Current projects and outlook
- Ansul Arsenic Ground Water Contamination Remediation Project
- A project to develop a barrier to cut off arsenic contaminated ground water contributions to the Menominee River is in the modeling and design phase. Hope to begin construction by the end of 2006.
- Need to determine cleanup level and negotiate dredging of contaminated sediments.
- Developing new remediation technique to treat the high arsenic concentrations found in the ground water.
- WPSC Marinette MPG (Manufactured Gas Plant) "Coal Tar Site"
- April 29, 2005 U.S. EPA-Superfund Discovery Phase complete.
- Site will be developed as a Superfund Alternative Site,
though not on the National Priorities List. The site
development will follow the Superfund Process, essentially:
- Historical review
- Complete site review
- Full investigation
- Lake Michigan Monitoring Inventory – Menominee River (PDF 658K, 6pp)

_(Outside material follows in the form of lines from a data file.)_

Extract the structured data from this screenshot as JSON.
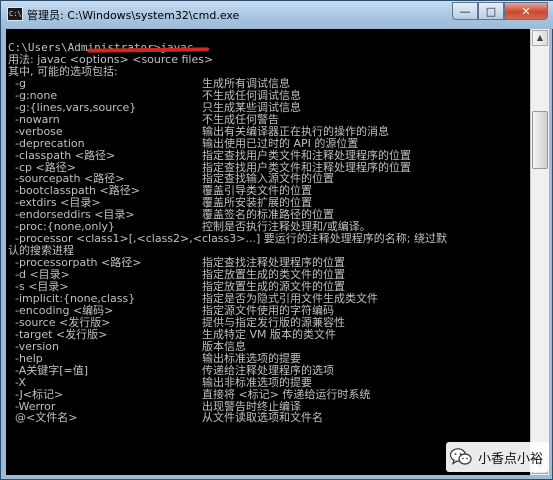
{
  "window": {
    "title": "管理员: C:\\Windows\\system32\\cmd.exe",
    "icon": "cmd-icon",
    "icon_text": "C:\\",
    "minimize": "—",
    "maximize": "□",
    "close": "✕"
  },
  "console": {
    "lines": [
      {
        "c1": "C:\\Users\\Administrator>javac"
      },
      {
        "c1": "用法: javac <options> <source files>"
      },
      {
        "c1": "其中, 可能的选项包括:"
      },
      {
        "c1": "  -g",
        "c2": "生成所有调试信息"
      },
      {
        "c1": "  -g:none",
        "c2": "不生成任何调试信息"
      },
      {
        "c1": "  -g:{lines,vars,source}",
        "c2": "只生成某些调试信息"
      },
      {
        "c1": "  -nowarn",
        "c2": "不生成任何警告"
      },
      {
        "c1": "  -verbose",
        "c2": "输出有关编译器正在执行的操作的消息"
      },
      {
        "c1": "  -deprecation",
        "c2": "输出使用已过时的 API 的源位置"
      },
      {
        "c1": "  -classpath <路径>",
        "c2": "指定查找用户类文件和注释处理程序的位置"
      },
      {
        "c1": "  -cp <路径>",
        "c2": "指定查找用户类文件和注释处理程序的位置"
      },
      {
        "c1": "  -sourcepath <路径>",
        "c2": "指定查找输入源文件的位置"
      },
      {
        "c1": "  -bootclasspath <路径>",
        "c2": "覆盖引导类文件的位置"
      },
      {
        "c1": "  -extdirs <目录>",
        "c2": "覆盖所安装扩展的位置"
      },
      {
        "c1": "  -endorseddirs <目录>",
        "c2": "覆盖签名的标准路径的位置"
      },
      {
        "c1": "  -proc:{none,only}",
        "c2": "控制是否执行注释处理和/或编译。"
      },
      {
        "c1": "  -processor <class1>[,<class2>,<class3>...] 要运行的注释处理程序的名称; 绕过默"
      },
      {
        "c1": "认的搜索进程"
      },
      {
        "c1": "  -processorpath <路径>",
        "c2": "指定查找注释处理程序的位置"
      },
      {
        "c1": "  -d <目录>",
        "c2": "指定放置生成的类文件的位置"
      },
      {
        "c1": "  -s <目录>",
        "c2": "指定放置生成的源文件的位置"
      },
      {
        "c1": "  -implicit:{none,class}",
        "c2": "指定是否为隐式引用文件生成类文件"
      },
      {
        "c1": "  -encoding <编码>",
        "c2": "指定源文件使用的字符编码"
      },
      {
        "c1": "  -source <发行版>",
        "c2": "提供与指定发行版的源兼容性"
      },
      {
        "c1": "  -target <发行版>",
        "c2": "生成特定 VM 版本的类文件"
      },
      {
        "c1": "  -version",
        "c2": "版本信息"
      },
      {
        "c1": "  -help",
        "c2": "输出标准选项的提要"
      },
      {
        "c1": "  -A关键字[=值]",
        "c2": "传递给注释处理程序的选项"
      },
      {
        "c1": "  -X",
        "c2": "输出非标准选项的提要"
      },
      {
        "c1": "  -J<标记>",
        "c2": "直接将 <标记> 传递给运行时系统"
      },
      {
        "c1": "  -Werror",
        "c2": "出现警告时终止编译"
      },
      {
        "c1": "  @<文件名>",
        "c2": "从文件读取选项和文件名"
      }
    ]
  },
  "watermark": {
    "text": "小香点小裕",
    "icon": "wechat-icon"
  },
  "colors": {
    "console_bg": "#000000",
    "console_text": "#c0c0c0",
    "underline": "#d0281e",
    "titlebar": "#b9d1ea"
  }
}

A primary goal of the Lower Menominee River RAP is and has been to include and encourage public participation in RAP development and implementation. Public participation has focused on:
- Community Recognition
- Public Meetings
- RAP Advisory Committees
- Education and Outreach
- Community Cleanup Days
- School Presentations
- Stakeholder Survey
As part of the RAP process, WDNR and MDEQ formed a RAP Citizen's Advisory Committee (CAC). The CAC included area residents, local government officials, educators, recreation specialists, environmentalists, and business and industry representatives from the Marinette, Wisconsin and Menominee, Michigan area. Also included were CAC community education and outreach activities were also begun and will continue throughout the RAP process.